The U.S. dollar drifted above a 2-1/2-month low in forex trade versus major currencies on Wednesday. Traders bet that the Federal Reserve would remain firm in its easy policy settings ahead of data. Data is expected to show a sharp rise in annual U.S. inflation.
Figures due at 1230 GMT are forecast to show a 3.6% lift in year-on-year prices. These prices were boosted by April’s low base. The prediction for month-on-month is for a modest 0.2% growth.
On Tuesday, the dollar touched its weakest in more than two months against the euro. This came after a strong European growth survey. In morning London deals, it was trading at $1.2133.
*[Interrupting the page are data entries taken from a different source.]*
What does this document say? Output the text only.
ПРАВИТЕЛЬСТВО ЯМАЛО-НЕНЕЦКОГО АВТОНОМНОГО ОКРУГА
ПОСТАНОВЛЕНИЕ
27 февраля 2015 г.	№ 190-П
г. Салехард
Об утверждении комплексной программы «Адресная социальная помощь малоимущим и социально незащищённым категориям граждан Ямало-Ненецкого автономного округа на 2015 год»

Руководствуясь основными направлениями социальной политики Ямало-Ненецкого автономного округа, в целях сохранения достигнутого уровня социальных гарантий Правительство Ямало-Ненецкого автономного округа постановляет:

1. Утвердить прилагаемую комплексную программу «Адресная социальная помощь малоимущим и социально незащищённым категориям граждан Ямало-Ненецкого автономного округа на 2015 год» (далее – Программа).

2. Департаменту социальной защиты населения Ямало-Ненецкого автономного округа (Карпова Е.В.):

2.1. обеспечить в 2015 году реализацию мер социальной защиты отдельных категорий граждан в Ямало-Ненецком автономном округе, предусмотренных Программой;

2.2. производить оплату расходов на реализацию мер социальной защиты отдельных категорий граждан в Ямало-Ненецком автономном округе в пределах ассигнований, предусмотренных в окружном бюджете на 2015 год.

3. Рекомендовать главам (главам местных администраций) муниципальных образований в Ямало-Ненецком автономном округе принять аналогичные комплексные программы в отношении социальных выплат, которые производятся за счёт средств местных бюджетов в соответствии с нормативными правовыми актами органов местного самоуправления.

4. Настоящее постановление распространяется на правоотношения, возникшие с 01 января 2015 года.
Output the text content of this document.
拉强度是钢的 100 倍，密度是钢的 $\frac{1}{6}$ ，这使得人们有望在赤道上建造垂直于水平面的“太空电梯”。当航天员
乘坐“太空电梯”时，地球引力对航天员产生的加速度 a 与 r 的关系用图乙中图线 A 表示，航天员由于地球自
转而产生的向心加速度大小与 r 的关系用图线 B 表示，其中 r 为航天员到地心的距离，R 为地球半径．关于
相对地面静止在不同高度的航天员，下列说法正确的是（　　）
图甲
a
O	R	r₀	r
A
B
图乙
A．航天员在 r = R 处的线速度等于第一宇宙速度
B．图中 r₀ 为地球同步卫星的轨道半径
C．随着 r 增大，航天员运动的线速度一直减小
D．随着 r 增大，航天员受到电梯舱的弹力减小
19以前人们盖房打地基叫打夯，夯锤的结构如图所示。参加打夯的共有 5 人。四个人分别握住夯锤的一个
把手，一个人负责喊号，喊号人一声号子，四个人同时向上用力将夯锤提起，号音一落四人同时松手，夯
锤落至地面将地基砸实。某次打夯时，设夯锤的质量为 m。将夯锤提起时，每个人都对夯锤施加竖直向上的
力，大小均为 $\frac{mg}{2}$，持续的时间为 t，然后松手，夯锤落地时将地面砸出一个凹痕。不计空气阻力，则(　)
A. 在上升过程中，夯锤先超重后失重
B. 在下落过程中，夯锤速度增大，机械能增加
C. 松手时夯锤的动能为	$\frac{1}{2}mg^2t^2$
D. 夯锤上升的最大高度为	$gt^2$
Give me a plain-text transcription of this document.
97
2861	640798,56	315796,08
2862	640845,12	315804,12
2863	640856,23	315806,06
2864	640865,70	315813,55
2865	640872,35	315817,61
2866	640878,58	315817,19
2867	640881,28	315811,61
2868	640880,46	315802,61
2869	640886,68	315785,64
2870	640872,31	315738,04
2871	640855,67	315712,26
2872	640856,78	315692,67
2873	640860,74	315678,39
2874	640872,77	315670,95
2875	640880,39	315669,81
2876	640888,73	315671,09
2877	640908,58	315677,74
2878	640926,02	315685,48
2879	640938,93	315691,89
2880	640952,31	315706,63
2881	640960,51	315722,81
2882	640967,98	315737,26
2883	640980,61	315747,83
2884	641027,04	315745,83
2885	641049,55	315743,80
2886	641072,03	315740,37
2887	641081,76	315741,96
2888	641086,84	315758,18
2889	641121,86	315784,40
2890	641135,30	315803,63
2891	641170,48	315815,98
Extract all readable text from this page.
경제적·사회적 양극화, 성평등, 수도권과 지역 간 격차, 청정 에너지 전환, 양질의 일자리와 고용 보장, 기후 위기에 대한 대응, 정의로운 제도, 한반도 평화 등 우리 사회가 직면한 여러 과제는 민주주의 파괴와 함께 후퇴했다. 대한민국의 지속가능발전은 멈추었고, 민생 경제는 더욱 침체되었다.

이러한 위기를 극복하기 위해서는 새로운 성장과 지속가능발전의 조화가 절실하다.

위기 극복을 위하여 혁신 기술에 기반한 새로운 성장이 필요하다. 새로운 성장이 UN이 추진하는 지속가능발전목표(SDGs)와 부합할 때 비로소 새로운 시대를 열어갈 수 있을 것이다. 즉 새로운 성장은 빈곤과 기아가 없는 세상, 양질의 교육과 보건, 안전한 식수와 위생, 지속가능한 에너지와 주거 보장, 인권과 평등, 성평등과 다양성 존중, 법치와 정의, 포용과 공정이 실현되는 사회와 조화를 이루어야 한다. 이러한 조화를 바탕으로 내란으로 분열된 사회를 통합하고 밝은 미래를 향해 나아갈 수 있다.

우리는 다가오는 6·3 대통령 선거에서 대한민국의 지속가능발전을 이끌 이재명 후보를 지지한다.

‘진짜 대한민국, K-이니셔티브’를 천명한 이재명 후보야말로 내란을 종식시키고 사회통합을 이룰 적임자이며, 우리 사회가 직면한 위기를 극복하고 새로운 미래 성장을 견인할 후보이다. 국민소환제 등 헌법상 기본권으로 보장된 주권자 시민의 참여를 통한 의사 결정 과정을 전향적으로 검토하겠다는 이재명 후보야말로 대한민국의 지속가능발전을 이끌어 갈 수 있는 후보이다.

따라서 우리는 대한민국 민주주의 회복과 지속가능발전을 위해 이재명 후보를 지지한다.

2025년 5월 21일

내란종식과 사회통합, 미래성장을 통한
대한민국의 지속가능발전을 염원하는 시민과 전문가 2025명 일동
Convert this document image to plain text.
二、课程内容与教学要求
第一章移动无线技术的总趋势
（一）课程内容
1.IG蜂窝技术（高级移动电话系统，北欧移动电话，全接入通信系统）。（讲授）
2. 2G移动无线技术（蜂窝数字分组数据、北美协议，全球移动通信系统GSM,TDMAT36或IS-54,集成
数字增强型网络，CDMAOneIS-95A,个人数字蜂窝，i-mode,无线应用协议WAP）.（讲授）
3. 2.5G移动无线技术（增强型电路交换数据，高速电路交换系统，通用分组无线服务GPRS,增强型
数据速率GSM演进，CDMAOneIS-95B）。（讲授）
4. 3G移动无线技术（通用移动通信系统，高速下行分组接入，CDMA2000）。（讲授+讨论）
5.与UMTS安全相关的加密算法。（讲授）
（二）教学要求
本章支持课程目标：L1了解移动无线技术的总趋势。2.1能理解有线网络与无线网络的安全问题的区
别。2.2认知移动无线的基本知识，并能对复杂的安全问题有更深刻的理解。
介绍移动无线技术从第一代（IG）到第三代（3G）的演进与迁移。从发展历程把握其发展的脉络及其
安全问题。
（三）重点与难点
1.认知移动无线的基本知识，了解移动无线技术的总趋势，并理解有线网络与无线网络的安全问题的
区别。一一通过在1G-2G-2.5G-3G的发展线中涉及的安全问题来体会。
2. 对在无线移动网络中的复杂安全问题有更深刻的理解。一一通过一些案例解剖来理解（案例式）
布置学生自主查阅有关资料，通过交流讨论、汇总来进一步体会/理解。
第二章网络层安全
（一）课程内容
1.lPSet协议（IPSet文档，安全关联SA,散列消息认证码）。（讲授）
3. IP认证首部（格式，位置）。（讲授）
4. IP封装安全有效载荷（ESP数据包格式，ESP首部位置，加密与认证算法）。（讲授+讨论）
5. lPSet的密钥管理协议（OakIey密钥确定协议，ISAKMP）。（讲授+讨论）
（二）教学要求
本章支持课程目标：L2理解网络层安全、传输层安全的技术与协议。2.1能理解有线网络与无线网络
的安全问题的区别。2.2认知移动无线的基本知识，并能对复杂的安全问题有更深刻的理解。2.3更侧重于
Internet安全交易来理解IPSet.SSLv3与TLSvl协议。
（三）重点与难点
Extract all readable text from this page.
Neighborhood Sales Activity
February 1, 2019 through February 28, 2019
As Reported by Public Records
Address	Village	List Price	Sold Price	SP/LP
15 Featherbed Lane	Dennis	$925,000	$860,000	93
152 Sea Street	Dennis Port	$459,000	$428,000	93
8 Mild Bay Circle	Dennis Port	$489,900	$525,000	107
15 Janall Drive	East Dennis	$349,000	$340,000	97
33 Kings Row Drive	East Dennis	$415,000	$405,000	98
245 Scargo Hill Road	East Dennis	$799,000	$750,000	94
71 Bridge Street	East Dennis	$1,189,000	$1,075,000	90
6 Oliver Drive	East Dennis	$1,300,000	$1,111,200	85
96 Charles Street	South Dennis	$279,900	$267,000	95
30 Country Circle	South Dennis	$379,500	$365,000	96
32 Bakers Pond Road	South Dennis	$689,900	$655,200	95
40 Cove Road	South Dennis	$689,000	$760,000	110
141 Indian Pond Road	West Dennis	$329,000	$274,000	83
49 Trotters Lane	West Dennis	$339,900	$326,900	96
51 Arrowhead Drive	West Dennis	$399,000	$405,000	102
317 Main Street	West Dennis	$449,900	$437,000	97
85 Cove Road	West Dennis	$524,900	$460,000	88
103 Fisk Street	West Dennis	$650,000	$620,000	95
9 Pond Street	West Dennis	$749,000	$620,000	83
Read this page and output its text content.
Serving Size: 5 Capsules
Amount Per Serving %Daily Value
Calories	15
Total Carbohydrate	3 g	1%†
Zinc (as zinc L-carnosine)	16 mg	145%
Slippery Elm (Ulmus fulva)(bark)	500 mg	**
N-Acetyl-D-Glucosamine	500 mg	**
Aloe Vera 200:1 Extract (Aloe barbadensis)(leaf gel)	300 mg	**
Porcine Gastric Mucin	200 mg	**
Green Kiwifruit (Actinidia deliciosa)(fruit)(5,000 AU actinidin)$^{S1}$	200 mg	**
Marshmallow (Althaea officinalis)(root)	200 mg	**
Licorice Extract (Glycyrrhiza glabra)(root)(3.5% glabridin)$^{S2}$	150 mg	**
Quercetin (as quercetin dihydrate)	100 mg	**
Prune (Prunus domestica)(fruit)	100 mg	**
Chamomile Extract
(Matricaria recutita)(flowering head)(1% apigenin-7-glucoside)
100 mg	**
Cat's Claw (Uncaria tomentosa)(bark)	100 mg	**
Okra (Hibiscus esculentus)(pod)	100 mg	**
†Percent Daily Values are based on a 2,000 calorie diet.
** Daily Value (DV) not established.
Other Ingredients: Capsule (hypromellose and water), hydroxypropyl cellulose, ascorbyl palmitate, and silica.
The dollar index stood just above key support around 89.677 and 89.206, while the Japanese yen shed 0.2% to 108.79 per dollar.
The Aussie and kiwi slid 0.5% just below recent ten-week highs. The Canadian dollar was little changed, while Sterling held on to recent gains to trade at $1.4130.
As long as the equity market doesn’t experience a more drastic correction, the dollar is unlikely to get a safe-haven bid. This was a statement from Rodrigo Catril, a senior currency strategist at National Australia Bank in Sydney.
The Federal Reserve
Catril said they know now that the Fed is very much firmly committed to easy policy. This view was underpinned by recent comments from Fed members. They have made Dallas Fed President Robert Kaplan’s mention of tapering support in April look like an outlier.
He said everybody else has come out firmly saying it’s not the time. And that’s a dollar negative story, he added.
Also on Tuesday, St. Louis Federal Reserve President James Bullard said he expects inflation could stay as high as 2.5% next year. Moreover, Fed Governor Lael Brainard said last week’s weak labour data shows the recovery has a long way to run.
She said, remaining patient through the transitory surge associated with reopening will help. That is in ensuring that the underlying economic momentum that will be needed to reach their goals is not curtailed by a premature tightening of financial conditions. This is also because some current tailwinds shift to headwinds.
Furthermore, nominal U.S. yields edged up with the focus on inflation. Real yields, however, stay negative and under pressure.
The greenback is also being weighed down by the improving global growth outlook.